Seniors step in for cinema studies teacher

The customary pranks played on unsuspecting substitute teachers would not work on these Cinema Studies substitutes.  They had taken time out of their own class schedule to teach the class.  Although they had been pupils just a period ago, as sixth period began, seniors Drew Foster and Max Grey took charge of the class and introduced the topic for class discussion, “The Art of a Sex Scene.”

On two different occasions when Cinema Studies teacher Ted Walch was out of town, Foster and Grey taught his sixth, seventh and eighth period Cinema Studies classes. 

“I did not want to cancel classes, so I secured permission from Drew’s teachers and from Max’s teachers to have them excused to teach all three sections on the two Fridays [Feb. 15 and 29],” Walch said. 

Although they are both enrolled in a Directed Studies  in Cinema Studies, teaching is not a requirement of the class.

However, Foster views the teaching experience as “a further means of engaging in film studies — digging deeper into certain material,” which he says they do in their Directed Studies class. 
When Cinema Studies II began, each student had 20 minutes to teach something of their own choosing.
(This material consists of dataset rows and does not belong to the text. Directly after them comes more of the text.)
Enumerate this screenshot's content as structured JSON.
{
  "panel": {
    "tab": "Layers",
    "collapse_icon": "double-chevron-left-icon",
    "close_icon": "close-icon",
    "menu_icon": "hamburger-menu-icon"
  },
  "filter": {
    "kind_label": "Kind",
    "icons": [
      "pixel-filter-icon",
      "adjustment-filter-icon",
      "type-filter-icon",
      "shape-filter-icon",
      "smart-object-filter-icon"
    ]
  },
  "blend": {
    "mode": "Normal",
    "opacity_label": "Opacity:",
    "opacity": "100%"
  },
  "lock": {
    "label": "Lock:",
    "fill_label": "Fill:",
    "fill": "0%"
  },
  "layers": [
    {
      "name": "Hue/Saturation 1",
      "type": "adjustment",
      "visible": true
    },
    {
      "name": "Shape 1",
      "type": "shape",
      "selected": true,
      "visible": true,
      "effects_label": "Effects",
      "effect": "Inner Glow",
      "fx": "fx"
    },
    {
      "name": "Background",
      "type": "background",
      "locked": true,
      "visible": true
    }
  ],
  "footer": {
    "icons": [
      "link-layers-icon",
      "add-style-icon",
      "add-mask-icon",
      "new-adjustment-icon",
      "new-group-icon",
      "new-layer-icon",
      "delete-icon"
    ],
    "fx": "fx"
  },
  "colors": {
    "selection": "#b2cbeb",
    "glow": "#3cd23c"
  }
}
However, Walch said this was the first time he “asked students not in the class to teach the class.”

“I asked the two of them because they know their stuff and they are the co-chairs of the HW Film Festival and because they both as juniors had done exceptionally well in the course,” Walch said.
During both sessions an “adult in charge,” Upper School Dean Jason Honsel the first time and Head of Performing Arts Department Rees Pugh the second, sat in on the class.  However, Foster and Grey had command of the class. 
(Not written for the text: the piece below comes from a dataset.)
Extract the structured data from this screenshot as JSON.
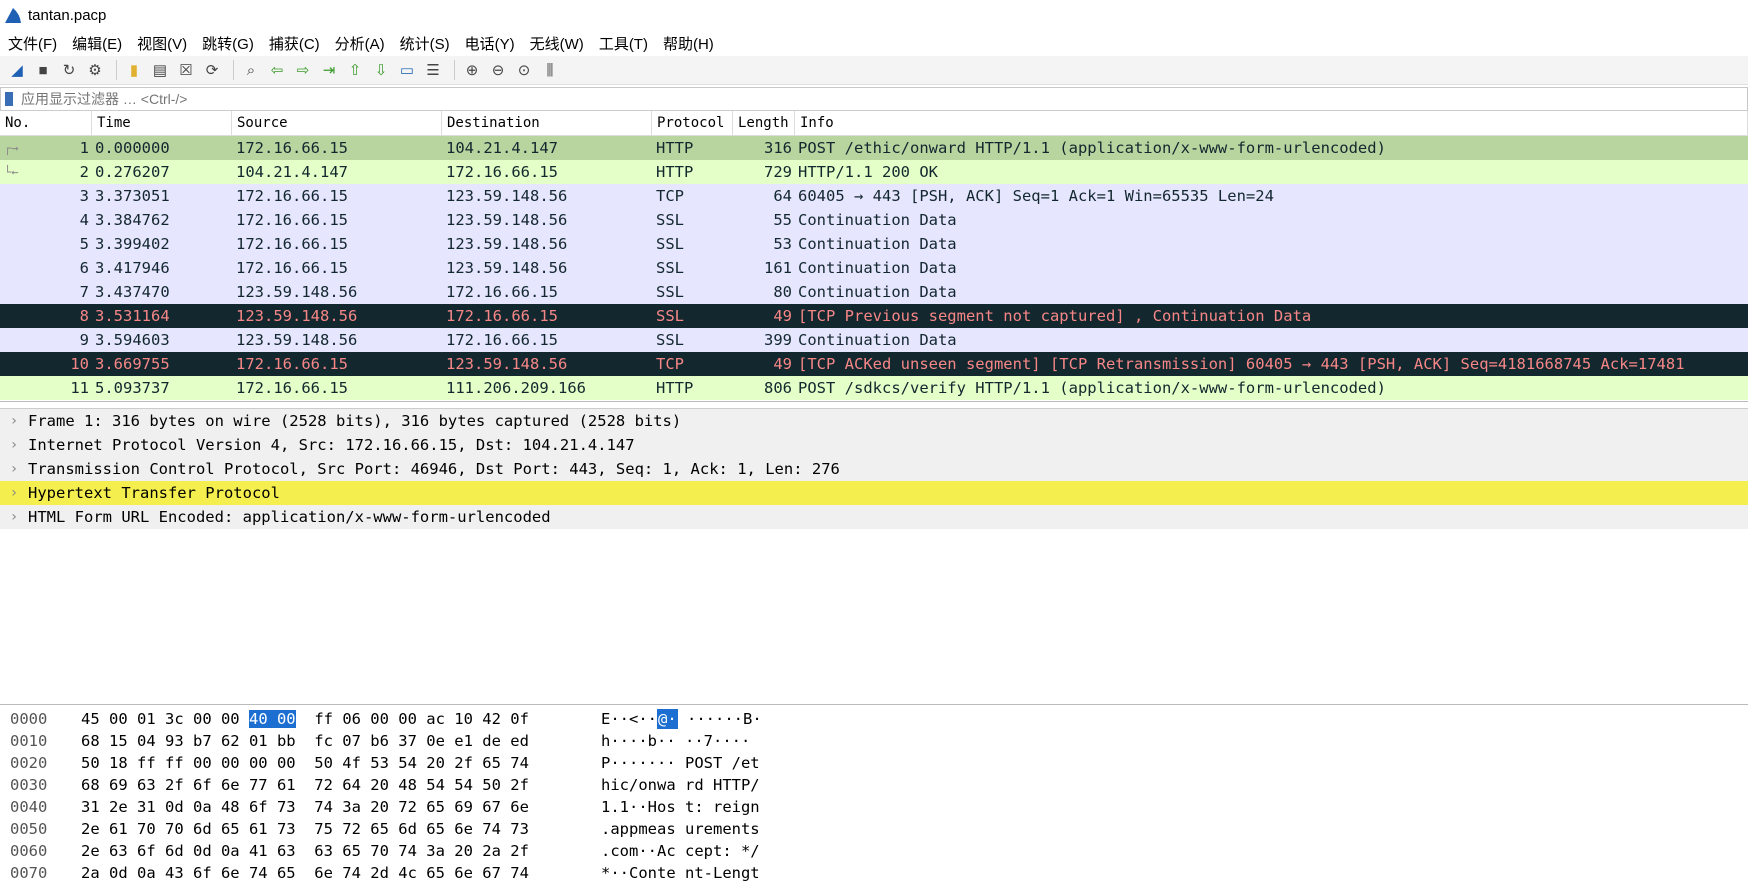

The first Friday, Walch allowed them to pick their own topic.

In their discussion of “The Art of the Sex Scene,” Foster and Grey showed clips from five different films “in which sexual behavior was portrayed, and pointed out and discussed the different ways that the acts were depicted,” Foster said. 

With each film clip they tried to incorporate ideas of “film composition” that are learned in Cinema Studies I and II.
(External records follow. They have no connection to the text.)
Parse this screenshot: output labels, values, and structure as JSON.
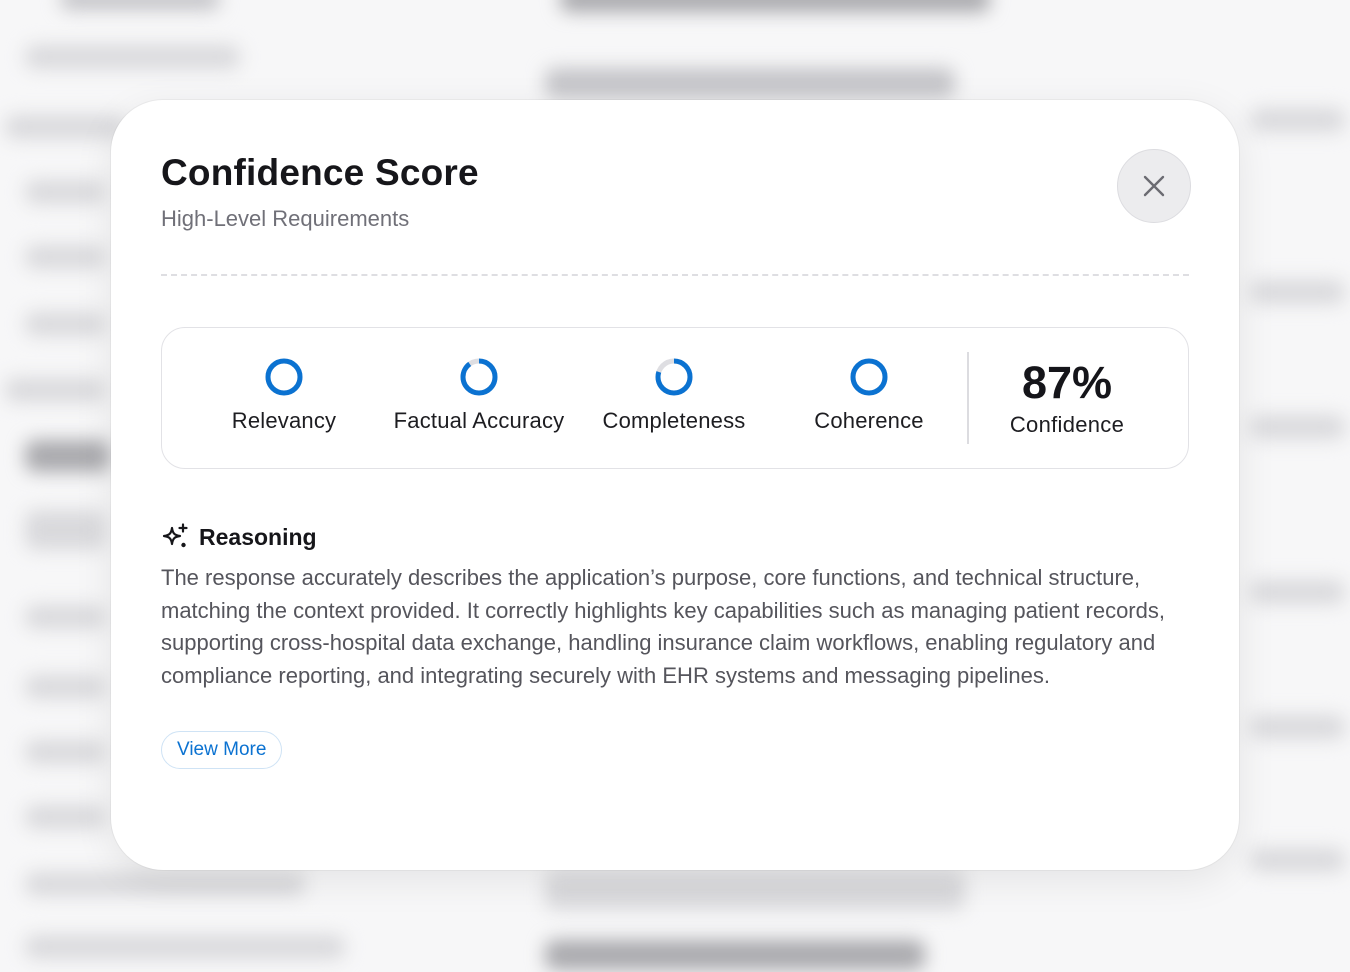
{
  "modal": {
    "title": "Confidence Score",
    "subtitle": "High-Level Requirements",
    "close_icon": "close-icon"
  },
  "metrics": [
    {
      "label": "Relevancy",
      "progress": 1.0
    },
    {
      "label": "Factual Accuracy",
      "progress": 0.9
    },
    {
      "label": "Completeness",
      "progress": 0.8
    },
    {
      "label": "Coherence",
      "progress": 1.0
    }
  ],
  "confidence": {
    "value": "87%",
    "label": "Confidence"
  },
  "reasoning": {
    "icon": "sparkle-icon",
    "title": "Reasoning",
    "text": "The response accurately describes the application’s purpose, core functions, and technical structure, matching the context provided. It correctly highlights key capabilities such as managing patient records, supporting cross-hospital data exchange, handling insurance claim workflows, enabling regulatory and compliance reporting, and integrating securely with EHR systems and messaging pipelines.",
    "view_more_label": "View More"
  },
  "colors": {
    "accent": "#0b72d1",
    "ring_track": "#dedee2"
  }
}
The second week’s theme was “The Vocabulary of the New Wave,” which was encouraged by Walch since it “coincided with his regular lesson plan for those few weeks,” Foster said.
Walch received an “overwhelmingly enthusiastic response” from the students about Foster and Grey’s teaching. 

Although they are not scheduled to teach another class, Foster and Grey will assist Walch in a lecture he will give to parents who “won him” at the parent association auction.
“They want to, and I want them to [teach more classes], but given their other academic commitments, it probably won’t happen,” Walch said. 

Foster enjoyed the opportunity to teach and has a greater respect for his teachers. 

“When my teachers are lecturing, it often times seems so effortless and natural,” he said.  “I never realized how amazing and admirable that was until I tried doing it myself.”

“It made teaching seem quite enjoyable though,” Grey said.  “I always thought it must be boring to teach the same thing over and over, but, turns out, that’s not the case.

“Max and I are so so grateful for the opportunities Mr. Walch gives us,” Foster said.  “Whether it is teaching, or suggesting films to see, or just engaging in conversation, he really is both a mentor and a friend to us and we really really appreciate him.  It’s not everyday that you meet someone who makes such an impact on you.  We’re lucky.”